Significativa è l’analisi relativa al confronto fra fascismo e PSD’AZ, che nella matrice comune (antigiolittismo, antiparlamentarismo, valorizzazione dell’esperienza della guerra), si contendevano gli stessi consensi. Ed è qui che si analizza la vicenda della fusione sardo fascista del 1923, verificatasi, oltre che come azione governativa, anche come possibilità di fornire una base più concreta alla rottura della vecchia politica del passato, a favore di un rinnovamento politico, come dimostra la figura di Paolo Pili (e interessante la prospettiva di Marrocu, che smentendo una tesi accreditata secondo la quale la fusione fu una resa senza condizioni dei sardisti al fascismo, insiste invece sugli effettivi vantaggi che ebbero molti sardisti “fusionisti”, specie per la possibilità di incidere sul programma economico deliberato dal fascismo per la Sardegna).
Il ruolo del prefetto nel processo di fusione è indagato con acutezza da Santina Sini nel suo saggio sul rapporto tra fascismo e sardismo a Nuoro tra il ’19 e il ’24, mentre lo studio della curatrice Luisa Plaisant è tutto teso a far risaltare il ruolo che il partito ebbe come catalizzatore di consenso in provincia di Cagliari, non solo dal più generale punto di vista coercitivo, ma anche come somma delle garanzie e dei privilegi che l’aderire al regime mussoliniano comportava.
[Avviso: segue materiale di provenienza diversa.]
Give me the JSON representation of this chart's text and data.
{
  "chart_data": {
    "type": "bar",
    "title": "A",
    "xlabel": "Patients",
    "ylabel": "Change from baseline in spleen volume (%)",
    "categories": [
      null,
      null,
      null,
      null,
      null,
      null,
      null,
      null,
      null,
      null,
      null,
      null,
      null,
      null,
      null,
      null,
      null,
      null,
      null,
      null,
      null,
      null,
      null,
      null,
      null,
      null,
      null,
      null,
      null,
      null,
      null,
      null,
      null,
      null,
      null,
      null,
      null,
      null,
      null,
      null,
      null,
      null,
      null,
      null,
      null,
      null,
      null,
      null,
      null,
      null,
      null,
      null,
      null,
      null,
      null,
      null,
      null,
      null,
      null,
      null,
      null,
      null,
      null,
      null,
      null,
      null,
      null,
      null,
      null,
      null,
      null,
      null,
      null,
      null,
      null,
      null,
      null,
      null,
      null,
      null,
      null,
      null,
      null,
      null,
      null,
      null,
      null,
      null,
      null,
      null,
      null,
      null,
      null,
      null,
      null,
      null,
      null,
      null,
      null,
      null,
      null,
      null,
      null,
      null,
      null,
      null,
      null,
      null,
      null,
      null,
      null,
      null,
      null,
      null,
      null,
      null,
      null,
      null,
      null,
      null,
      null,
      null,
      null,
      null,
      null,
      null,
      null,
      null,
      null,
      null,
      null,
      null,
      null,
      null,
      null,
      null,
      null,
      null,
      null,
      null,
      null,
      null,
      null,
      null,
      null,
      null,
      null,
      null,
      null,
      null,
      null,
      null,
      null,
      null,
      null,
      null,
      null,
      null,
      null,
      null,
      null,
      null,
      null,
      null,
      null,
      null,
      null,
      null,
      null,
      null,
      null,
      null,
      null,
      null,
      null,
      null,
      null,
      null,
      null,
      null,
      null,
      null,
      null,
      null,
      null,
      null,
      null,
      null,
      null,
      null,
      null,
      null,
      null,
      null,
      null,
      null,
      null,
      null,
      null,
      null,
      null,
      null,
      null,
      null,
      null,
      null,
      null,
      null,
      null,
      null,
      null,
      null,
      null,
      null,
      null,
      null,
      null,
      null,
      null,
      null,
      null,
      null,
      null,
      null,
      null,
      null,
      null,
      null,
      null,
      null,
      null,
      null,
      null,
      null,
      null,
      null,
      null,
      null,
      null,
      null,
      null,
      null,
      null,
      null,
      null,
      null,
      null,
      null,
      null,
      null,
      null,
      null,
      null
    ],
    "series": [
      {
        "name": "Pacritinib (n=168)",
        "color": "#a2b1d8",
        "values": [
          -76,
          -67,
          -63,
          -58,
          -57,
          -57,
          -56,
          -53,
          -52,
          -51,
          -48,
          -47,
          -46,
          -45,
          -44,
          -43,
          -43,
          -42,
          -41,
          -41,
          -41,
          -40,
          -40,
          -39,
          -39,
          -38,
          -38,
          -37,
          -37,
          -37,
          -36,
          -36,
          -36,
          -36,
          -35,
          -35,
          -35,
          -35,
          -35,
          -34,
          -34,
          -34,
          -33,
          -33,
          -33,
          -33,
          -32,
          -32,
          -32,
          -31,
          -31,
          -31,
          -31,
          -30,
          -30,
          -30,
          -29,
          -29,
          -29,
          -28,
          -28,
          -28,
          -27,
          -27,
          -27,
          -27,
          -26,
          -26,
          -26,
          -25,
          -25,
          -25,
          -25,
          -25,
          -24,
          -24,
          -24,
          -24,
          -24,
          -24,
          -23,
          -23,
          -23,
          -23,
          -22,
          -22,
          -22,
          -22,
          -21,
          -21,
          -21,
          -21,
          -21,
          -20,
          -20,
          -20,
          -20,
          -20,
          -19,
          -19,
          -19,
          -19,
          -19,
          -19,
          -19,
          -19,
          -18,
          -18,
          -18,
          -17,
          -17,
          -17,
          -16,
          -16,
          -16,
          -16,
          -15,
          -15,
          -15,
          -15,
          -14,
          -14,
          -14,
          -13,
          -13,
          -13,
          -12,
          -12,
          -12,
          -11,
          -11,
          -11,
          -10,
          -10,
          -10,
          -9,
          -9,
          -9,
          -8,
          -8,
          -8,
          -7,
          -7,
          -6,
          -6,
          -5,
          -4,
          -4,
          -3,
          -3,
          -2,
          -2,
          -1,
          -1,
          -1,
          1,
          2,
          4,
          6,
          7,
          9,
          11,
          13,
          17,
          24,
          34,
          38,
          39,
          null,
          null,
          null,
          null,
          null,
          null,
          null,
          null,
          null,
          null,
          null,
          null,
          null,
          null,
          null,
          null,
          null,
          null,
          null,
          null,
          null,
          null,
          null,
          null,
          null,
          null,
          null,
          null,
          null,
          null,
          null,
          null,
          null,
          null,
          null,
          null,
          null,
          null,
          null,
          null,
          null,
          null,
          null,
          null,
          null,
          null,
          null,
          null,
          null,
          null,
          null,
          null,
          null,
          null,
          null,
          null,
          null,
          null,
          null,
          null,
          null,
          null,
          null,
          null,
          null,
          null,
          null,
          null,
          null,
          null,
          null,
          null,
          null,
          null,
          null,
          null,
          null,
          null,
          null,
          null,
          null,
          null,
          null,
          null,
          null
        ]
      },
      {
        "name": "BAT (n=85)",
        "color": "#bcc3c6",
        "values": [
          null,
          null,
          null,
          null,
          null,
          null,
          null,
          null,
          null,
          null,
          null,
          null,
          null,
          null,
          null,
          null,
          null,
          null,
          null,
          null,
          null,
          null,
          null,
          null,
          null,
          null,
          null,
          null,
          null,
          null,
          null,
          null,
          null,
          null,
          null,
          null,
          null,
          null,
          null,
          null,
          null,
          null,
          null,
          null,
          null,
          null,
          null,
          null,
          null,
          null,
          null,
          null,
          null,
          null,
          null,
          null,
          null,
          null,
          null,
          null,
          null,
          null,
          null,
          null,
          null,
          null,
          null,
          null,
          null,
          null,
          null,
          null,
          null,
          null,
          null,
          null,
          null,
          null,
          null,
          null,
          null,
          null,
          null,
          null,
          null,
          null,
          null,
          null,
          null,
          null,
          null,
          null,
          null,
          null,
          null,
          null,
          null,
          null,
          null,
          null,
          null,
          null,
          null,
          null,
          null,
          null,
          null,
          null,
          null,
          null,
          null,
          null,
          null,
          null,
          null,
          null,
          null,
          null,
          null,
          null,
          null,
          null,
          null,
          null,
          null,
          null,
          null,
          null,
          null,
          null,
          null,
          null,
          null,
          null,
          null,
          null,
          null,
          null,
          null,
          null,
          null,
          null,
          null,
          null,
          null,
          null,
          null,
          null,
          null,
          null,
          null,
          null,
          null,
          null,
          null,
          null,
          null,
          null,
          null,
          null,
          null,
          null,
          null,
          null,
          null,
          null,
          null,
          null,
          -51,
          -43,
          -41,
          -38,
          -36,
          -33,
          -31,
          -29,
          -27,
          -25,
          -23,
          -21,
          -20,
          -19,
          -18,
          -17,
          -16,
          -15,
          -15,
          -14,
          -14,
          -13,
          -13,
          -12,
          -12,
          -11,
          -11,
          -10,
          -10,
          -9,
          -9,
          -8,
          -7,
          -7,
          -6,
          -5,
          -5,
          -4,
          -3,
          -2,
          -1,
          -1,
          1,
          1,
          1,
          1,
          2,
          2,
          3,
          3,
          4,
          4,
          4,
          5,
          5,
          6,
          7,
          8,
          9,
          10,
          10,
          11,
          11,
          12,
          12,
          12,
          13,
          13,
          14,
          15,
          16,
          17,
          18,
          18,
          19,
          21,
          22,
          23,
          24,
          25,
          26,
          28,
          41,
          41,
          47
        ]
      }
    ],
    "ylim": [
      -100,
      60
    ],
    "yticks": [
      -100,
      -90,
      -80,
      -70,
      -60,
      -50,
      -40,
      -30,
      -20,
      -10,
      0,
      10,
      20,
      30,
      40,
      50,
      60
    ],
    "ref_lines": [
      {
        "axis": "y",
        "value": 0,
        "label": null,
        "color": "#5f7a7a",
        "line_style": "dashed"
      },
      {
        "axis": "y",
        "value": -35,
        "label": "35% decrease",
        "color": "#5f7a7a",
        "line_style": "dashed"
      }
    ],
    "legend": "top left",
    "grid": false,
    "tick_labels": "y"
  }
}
Importante è anche il saggio di Francesco Atzeni, dedicato all’analisi dei rapporti tra Fascismo e Chiesa, della quale si sottolinea il ruolo di istituzione parallela al regime, specie dal punto di vista culturale, grazie soprattutto alla penetrante e incisiva attività dell’Azione Cattolica. Il saggio di Eugenia Tognotti, relativo alle implicazione nelle due Università delle leggi razziali del 1938, offre invece il quadro del totale asservimento delle istituzioni universitarie alle direttive razziali, sia per ragioni di paure oggettive, ma anche in ragione di un sedimentato consenso intorno anche a quella politica, che nel ’38 non pare diminuito.
Altea e Magnani, con il loro saggio su arte e fascismo in Sardegna, mettono in luce il contrasto tra un clima politico-culturale molto attivo negli anni Venti e il successivo decennio in cui l’arte e la cultura sarda si svuotarono di tutti i temi relativi al regionalismo per appiattirsi sui modelli culturali relativi al, per usare un’espressione di Emilio Gentile, “culto del Littorio”.
Gli interventi di Simone Sechi e Mariarosa Cardia indagano il momento del trapasso dal fascismo alla Repubblica, soffermandosi in particolare sul ruolo dei partiti nella riconquistata libertà e sulla rinascita della tematica regionalista attraverso il ruolo dei sardisti. Oltre ad un prezioso intervento di Manlio Brigaglia che ripercorre con una puntuale sintesi le vicende della storiografia sul fascismo in Sardegna, l’ultima parte del volume è dedicata (con gli interventi di Ferrai Cocco Ortu, Multinu, Tilocca, Ammirati e Porrà), alla possibilità di consultazione e allo stato delle fonti degli archivi storici sardi, oltre al ruolo della Sovrintendenza archivistica per la Sardegna, mentre l’intervento di Jacopo Onnis analizza il rapporto spesso difficile e conflittuale tra televisione pubblica e storia contemporanea.